As I was writing the blog below, I heard a funeral procession in the distance. I went to my front porch to observe it. A typical procession includes a marching band in front, then the family (this time they were in a truck, other times they’re on foot) carrying the casket, followed by a large group of people, some wailing out, some wiping tears from their eyes, and all is somber. It seems that every week I hear of someone dying. Death here is a daily part of life. I’m not sure why it’s so prevalent here. Maybe it’s because life expectancy is lower because of the sub-standard medical treatment (my neighbor’s friend died of appendicitis over a month ago. Appendicitis!! So totally preventable). Maybe it’s because everyone is more tight-knit, more intimate and friendly with his or her neighbors, friends, and relatives. Everyone values his or her extended family all the way up to the 10th cousin, 4th removed (or whatever, you get it). My host family has lost various family members, friends, and neighbors since I’ve been here. My neighbor and other mother, Victoria, who lives upstairs is always attending a velorio (funeral service). There is mourning for 9 days and then on the ninth day, there is another service or occasion to commemorate the deceased. I never know what to say when Victoria announces another death. I always say “I’m sorry” or “how horrible” or something like that. But all this death makes me feel strange. I’ve only attended a velorio one time way back when I was in training, and I don’t want to attend one again. There is a lot of sitting around, gossiping, playing dominoes as if it’s a normal day and then in the corner, the family of the deceased is sobbing loudly, screaming as people try to comfort them.

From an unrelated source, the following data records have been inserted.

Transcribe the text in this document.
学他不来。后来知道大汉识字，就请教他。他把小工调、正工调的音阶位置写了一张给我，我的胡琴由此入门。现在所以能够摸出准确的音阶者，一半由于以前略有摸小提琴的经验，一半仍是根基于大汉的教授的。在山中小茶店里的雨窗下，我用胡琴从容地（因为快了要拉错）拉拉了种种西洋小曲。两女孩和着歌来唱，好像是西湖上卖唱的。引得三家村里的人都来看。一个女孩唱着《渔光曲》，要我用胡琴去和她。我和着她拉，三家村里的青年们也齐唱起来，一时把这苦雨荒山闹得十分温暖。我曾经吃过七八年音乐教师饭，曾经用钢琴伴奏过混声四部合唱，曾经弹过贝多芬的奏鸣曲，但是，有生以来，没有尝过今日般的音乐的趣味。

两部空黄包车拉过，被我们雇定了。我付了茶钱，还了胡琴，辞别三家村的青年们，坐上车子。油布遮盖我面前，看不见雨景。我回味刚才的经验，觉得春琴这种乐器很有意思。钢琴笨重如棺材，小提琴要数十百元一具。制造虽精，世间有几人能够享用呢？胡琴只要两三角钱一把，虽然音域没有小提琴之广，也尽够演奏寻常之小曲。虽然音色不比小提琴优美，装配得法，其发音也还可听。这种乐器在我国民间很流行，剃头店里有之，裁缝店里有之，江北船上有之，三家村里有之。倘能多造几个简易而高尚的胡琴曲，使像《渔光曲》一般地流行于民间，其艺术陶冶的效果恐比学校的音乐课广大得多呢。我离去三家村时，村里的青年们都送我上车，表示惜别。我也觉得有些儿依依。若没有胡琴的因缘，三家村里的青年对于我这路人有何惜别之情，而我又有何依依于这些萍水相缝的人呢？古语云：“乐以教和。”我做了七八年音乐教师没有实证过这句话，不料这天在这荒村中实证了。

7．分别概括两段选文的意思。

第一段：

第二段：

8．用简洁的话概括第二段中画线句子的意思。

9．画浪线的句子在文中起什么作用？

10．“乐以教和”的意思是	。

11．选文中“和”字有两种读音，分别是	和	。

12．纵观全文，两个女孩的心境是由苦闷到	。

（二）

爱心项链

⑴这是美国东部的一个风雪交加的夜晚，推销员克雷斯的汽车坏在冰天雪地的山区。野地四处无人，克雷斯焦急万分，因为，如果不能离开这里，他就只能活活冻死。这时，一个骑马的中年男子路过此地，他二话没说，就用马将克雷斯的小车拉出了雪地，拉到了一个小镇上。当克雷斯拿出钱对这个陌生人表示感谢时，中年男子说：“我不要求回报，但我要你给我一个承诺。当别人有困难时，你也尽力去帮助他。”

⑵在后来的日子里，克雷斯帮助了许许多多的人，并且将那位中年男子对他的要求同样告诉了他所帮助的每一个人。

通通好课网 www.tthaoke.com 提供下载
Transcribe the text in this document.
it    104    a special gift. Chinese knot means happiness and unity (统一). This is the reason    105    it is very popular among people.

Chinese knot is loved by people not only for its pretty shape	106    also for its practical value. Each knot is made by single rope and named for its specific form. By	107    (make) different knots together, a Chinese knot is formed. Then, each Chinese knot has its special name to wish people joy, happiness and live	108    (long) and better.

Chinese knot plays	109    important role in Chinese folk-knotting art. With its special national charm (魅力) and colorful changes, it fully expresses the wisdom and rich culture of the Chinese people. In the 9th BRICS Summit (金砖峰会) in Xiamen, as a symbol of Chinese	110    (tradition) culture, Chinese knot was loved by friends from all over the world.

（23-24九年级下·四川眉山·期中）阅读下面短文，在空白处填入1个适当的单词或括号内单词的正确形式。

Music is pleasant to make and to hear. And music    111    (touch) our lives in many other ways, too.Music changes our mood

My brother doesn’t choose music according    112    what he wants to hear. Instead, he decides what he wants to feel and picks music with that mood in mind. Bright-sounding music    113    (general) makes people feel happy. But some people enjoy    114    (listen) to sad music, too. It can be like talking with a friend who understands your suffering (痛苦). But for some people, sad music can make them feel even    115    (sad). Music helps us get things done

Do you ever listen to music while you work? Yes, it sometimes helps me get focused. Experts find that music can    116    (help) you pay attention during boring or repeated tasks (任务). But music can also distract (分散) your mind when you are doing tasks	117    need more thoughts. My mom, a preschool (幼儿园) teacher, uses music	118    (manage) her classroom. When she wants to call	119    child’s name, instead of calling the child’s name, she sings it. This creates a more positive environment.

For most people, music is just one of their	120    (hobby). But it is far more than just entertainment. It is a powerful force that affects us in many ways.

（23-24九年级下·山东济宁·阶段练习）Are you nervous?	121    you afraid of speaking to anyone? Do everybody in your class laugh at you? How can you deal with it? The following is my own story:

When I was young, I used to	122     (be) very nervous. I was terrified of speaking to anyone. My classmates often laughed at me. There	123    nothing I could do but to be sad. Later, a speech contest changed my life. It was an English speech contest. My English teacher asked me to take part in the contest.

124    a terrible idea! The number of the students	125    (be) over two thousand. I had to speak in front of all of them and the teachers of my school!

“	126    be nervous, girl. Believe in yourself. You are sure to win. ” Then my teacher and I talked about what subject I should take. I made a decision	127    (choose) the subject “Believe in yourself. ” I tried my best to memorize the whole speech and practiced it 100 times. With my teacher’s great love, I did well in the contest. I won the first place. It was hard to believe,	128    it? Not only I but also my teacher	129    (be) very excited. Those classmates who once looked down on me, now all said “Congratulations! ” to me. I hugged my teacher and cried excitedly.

Over a year ago, I wrote a posting about my strong doña Esperanza and how she lost two of her three children, one during his training in the military and another in a fiery bus crash with her granddaughter. I also asked doña Victoria about her children. She too has lost a child. Her son died ten years ago, leaving two young kids and a wife. I’m a little unclear on how he died, but it sounded like he passed because of a medical condition. I also remember during training, I asked my host mother about her children and she told me she had lost her grown son a year ago to illness. And then she started crying.
As a member of a few Dominican families here, it’s only respectful that I ask about their families, but my questions are always met with tragic answers – the death of their children.
I think that’s something we fortunate Americans need to think about. We are so separated from death in the U.S. Losing children is not our reality. But here, apparently, it is.